« Fais tes valises, mon frère n’a nulle part où vivre », dit le mari… Mais sa femme exigea qu’il libère l’appartement avant dimanche.

« Fais tes valises. Mon frère n’a nulle part où aller », dit le mari. Mais sa femme lui répondit d’une manière à laquelle personne ne s’attendait.

Semion entra dans la cuisine sans même enlever sa veste ni ses bottes couvertes de boue. Des empreintes humides marquèrent aussitôt le tapis clair. Il retira lentement ses gants, puis jeta négligemment son trousseau de clés à côté d’un pain fraîchement tranché. L’eau qui s’en écoulait imbiba rapidement la croûte.

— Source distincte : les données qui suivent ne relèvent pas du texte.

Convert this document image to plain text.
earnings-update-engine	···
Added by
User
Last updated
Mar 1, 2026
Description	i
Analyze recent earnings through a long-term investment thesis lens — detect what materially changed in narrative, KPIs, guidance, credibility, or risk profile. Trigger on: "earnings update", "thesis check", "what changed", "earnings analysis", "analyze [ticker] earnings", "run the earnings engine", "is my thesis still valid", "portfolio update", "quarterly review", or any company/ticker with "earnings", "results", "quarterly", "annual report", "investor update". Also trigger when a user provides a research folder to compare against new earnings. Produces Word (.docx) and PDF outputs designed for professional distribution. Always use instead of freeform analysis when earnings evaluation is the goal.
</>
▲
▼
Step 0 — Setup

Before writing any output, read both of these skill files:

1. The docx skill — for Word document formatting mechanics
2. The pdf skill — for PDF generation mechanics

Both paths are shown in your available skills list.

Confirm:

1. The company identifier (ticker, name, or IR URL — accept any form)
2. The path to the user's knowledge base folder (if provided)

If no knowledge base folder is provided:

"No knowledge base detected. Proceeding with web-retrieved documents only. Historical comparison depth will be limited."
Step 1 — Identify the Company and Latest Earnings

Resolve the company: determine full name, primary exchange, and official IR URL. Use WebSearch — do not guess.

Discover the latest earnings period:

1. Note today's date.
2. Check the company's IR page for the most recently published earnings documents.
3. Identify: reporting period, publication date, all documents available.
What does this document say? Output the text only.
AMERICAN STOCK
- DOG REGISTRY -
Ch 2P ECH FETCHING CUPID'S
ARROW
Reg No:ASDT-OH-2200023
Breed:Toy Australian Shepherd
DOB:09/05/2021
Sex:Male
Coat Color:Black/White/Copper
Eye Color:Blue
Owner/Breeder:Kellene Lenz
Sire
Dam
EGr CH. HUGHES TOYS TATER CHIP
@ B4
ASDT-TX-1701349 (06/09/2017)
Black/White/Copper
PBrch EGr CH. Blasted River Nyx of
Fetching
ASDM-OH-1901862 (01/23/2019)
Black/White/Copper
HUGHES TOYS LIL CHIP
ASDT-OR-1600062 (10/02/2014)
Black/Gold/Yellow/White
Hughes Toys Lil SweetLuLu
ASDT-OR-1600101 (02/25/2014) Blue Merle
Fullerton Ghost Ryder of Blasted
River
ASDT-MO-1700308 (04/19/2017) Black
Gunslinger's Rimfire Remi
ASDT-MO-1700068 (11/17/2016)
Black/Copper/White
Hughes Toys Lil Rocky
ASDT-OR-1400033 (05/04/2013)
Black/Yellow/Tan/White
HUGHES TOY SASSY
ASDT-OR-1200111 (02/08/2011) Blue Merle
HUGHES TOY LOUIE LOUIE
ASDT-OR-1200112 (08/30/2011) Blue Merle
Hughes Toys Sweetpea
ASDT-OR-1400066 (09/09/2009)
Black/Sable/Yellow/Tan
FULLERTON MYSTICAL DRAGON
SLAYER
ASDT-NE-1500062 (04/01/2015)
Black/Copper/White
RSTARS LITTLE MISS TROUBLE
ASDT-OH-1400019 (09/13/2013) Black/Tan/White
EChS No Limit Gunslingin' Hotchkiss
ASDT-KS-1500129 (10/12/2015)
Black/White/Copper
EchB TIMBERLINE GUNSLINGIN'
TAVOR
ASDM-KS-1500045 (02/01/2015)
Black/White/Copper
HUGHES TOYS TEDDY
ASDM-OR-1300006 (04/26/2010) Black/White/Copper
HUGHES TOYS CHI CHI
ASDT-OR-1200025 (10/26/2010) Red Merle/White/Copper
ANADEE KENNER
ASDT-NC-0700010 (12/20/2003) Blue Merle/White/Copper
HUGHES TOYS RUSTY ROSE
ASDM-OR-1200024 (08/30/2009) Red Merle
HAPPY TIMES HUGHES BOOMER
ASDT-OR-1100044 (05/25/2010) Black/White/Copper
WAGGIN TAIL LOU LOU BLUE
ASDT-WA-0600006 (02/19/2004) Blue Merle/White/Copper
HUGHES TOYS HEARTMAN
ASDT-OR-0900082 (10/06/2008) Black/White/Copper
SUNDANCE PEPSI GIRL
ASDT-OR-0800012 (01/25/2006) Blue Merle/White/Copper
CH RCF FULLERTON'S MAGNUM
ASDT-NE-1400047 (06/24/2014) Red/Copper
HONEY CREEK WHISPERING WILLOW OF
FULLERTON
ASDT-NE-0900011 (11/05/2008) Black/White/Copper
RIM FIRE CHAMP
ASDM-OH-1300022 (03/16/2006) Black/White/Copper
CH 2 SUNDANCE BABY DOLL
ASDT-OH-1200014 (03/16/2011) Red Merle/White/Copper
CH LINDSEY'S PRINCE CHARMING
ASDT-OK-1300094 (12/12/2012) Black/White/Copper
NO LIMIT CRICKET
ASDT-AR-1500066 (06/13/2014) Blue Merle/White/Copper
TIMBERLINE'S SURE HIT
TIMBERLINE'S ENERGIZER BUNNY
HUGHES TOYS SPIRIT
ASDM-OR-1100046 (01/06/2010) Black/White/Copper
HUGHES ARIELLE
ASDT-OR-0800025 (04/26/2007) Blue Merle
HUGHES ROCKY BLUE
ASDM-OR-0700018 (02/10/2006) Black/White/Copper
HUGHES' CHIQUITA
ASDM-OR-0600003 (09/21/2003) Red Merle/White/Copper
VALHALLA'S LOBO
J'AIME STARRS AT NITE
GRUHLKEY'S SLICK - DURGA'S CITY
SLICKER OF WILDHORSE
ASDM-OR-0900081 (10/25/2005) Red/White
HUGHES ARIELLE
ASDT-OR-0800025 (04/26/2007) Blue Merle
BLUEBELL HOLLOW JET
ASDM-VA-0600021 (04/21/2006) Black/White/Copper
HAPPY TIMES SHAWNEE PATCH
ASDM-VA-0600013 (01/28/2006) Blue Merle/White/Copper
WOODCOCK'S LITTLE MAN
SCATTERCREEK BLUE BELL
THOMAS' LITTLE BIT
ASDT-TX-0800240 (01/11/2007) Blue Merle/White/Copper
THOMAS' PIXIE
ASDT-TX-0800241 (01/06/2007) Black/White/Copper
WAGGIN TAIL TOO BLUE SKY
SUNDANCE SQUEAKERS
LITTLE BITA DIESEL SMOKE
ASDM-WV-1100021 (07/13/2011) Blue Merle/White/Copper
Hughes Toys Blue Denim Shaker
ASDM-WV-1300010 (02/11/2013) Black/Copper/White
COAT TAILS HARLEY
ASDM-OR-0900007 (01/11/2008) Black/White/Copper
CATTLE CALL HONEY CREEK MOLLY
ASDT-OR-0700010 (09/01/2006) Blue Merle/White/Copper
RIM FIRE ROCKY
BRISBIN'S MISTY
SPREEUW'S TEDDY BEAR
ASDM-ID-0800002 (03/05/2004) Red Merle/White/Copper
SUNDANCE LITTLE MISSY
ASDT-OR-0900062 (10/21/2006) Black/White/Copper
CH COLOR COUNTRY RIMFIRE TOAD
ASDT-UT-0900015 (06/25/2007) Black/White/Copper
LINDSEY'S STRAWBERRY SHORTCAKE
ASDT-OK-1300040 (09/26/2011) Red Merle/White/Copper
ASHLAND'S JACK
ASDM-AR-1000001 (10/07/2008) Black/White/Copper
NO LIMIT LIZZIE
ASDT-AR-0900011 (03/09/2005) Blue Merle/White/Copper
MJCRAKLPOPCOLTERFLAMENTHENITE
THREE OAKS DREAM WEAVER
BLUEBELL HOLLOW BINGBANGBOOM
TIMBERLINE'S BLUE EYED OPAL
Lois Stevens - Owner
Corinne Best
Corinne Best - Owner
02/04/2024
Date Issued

Daria se tenait silencieusement devant la cuisinière, une spatule en bois à la main. Le dîner grésillait doucement dans la poêle, la télévision diffusait un bruit sourd depuis le salon, et une théière depuis longtemps refroidie reposait sur le rebord de la fenêtre. L’appartement baignait dans le calme habituel du soir, mais quelque chose semblait différent. Dès que son mari avait franchi la porte, elle avait senti que cette soirée ne ressemblerait à aucune autre.

Semion ne l’embrassa pas.

Il ne lui demanda pas comment s’était passée sa journée.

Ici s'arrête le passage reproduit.